Jimmy Johnson, Christian and 5 time NASCAR world Champion. Undisputed ,best driver ever.


----------



## vanguard1 (Nov 24, 2010)

oh brother.


----------



## apoint (Nov 25, 2010)




----------



## Ronnie T (Nov 25, 2010)

Isn't Jimmy Johnson a football coach?????????


----------



## apoint (Nov 25, 2010)

Ronnie T said:


> Isn't Jimmy Johnson a football coach?????????



No thats Jimmy Dean.


----------



## formula1 (Nov 29, 2010)

*Re:*

I'm sure Jimmy Johnson is a great man and perhaps a great Christian.  

My suspicion though is that the greatest disciple who has been among of since Jesus walked the earth is one whom either you have never heard of or it is impossible to measure his greatness in the eyes of the world.


----------



## apoint (Nov 29, 2010)

formula1 said:


> I'm sure Jimmy Johnson is a great man and perhaps a great Christian.
> 
> My suspicion though is that the greatest disciple who has been among of since Jesus walked the earth is one whom either you have never heard of or it is impossible to measure his greatness in the eyes of the world.

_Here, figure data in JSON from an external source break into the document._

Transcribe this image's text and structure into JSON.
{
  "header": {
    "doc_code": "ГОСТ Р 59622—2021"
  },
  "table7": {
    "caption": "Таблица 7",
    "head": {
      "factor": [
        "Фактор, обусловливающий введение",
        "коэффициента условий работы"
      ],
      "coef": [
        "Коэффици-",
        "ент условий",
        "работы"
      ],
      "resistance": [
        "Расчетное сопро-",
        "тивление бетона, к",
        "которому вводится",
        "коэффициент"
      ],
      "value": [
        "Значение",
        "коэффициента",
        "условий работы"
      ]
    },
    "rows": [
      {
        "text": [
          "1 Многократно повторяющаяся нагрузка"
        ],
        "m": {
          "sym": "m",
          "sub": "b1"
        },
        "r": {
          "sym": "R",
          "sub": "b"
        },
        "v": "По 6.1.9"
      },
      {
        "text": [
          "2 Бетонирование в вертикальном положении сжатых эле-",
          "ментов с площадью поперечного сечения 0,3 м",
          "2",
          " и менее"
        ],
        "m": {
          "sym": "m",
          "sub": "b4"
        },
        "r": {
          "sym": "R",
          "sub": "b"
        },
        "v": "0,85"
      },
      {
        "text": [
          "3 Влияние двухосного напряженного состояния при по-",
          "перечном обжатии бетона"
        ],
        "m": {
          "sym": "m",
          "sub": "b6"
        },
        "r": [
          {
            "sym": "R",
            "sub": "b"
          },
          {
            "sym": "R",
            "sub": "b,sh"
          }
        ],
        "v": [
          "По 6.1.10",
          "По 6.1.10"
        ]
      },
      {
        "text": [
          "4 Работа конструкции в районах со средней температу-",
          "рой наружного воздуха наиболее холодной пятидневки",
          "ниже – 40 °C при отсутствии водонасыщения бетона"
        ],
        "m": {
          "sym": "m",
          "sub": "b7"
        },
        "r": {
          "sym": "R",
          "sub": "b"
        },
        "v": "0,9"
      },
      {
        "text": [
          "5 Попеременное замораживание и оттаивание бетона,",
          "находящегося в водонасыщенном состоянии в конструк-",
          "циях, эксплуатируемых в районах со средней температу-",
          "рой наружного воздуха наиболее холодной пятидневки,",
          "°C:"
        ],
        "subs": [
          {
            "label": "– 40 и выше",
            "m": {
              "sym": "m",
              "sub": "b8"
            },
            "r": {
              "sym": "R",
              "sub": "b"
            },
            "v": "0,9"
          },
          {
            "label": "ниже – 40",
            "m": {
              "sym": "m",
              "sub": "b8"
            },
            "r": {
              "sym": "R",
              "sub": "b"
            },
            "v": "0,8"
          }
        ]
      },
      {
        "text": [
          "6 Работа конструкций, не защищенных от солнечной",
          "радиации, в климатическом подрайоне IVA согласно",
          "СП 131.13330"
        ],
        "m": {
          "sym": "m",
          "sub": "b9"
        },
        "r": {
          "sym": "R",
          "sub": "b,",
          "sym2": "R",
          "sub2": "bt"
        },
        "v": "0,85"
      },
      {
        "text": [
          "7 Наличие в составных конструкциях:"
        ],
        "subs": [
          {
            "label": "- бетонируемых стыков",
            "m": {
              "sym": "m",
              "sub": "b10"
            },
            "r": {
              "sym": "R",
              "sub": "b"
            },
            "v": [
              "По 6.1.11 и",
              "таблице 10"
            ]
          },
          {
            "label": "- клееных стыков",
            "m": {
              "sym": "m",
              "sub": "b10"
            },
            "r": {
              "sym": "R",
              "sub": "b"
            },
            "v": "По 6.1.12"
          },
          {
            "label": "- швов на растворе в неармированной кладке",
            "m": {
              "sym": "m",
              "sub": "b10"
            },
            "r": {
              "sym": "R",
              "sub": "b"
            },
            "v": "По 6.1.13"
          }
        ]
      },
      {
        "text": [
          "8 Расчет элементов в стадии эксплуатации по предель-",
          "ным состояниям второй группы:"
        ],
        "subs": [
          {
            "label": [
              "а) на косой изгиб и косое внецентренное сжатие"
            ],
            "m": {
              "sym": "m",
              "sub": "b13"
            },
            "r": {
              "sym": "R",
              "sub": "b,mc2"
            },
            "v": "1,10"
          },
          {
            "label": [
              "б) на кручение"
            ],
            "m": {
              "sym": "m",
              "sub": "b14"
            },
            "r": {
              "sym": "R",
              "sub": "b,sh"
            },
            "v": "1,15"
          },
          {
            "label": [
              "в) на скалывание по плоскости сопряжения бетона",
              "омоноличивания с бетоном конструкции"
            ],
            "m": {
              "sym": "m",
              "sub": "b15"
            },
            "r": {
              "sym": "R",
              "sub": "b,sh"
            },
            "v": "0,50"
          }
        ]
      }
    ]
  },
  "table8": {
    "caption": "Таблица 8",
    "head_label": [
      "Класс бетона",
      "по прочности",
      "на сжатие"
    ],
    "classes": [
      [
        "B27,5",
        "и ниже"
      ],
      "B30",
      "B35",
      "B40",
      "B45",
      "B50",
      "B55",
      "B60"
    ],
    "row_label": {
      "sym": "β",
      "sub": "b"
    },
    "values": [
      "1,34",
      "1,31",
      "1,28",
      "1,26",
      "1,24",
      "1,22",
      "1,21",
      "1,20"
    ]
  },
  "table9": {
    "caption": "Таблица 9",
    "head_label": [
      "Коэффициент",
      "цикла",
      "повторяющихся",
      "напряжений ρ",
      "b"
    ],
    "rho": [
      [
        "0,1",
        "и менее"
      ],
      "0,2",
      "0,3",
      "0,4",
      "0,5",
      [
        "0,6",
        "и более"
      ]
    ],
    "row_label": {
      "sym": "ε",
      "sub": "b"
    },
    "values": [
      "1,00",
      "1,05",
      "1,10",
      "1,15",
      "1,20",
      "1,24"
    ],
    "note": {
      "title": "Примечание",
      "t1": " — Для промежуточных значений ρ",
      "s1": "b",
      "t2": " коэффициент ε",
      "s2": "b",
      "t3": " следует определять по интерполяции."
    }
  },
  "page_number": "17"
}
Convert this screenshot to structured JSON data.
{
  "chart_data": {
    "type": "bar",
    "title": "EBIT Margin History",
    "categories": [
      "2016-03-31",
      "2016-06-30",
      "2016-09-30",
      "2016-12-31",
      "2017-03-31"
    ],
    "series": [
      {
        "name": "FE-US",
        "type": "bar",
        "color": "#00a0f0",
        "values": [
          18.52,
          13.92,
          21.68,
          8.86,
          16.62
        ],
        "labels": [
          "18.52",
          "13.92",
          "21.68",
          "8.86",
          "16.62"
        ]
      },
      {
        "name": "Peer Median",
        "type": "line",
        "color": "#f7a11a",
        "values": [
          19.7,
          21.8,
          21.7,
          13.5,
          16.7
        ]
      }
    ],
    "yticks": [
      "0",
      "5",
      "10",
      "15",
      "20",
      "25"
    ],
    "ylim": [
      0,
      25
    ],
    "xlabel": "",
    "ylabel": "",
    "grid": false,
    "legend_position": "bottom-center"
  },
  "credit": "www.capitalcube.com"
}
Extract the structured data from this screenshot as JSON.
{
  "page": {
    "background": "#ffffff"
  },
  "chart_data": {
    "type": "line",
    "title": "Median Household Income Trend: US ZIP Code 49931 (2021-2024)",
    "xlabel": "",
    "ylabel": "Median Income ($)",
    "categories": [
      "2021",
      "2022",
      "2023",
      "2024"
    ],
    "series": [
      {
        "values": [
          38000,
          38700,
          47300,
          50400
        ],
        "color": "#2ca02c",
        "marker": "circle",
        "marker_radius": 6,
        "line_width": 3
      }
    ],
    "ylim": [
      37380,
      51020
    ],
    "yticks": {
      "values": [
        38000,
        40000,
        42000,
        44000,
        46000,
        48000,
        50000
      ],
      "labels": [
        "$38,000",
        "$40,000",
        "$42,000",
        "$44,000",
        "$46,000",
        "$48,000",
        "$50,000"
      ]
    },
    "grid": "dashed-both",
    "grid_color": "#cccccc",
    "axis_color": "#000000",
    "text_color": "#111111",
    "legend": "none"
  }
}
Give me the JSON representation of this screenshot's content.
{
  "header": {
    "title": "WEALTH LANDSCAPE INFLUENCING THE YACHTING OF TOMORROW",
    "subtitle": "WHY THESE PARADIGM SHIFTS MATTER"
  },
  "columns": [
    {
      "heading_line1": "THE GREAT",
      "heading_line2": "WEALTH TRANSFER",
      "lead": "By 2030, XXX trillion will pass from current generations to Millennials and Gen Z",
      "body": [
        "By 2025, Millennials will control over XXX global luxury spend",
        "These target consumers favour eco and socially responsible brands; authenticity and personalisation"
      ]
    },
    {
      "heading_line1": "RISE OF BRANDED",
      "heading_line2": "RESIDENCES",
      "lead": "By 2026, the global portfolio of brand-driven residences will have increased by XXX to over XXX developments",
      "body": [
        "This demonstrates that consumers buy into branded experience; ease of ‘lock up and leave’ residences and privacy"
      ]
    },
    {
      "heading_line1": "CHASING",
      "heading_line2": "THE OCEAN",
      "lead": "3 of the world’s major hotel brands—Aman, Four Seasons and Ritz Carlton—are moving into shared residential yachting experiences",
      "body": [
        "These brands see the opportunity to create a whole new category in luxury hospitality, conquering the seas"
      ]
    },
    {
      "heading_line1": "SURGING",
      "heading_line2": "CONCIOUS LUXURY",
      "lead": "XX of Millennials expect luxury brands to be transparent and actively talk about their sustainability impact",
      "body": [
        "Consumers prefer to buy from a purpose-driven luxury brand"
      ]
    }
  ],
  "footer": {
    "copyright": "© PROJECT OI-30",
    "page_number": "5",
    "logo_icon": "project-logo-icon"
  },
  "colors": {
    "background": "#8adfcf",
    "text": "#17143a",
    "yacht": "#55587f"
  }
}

Sorry but that was just a catchphrase title. I was sure someone would point that out to me. Maybe I should have put a dash between the disciple, to prevent dissention among the brethren.
 To make my statment more clear. He is the worlds greatest driver and a disciple.


----------



## formula1 (Nov 29, 2010)

*Re:*



apoint said:


> to prevent dissention among the brethren.



Absolutely no dissension here whatsoever.  Was just pointing it out!


----------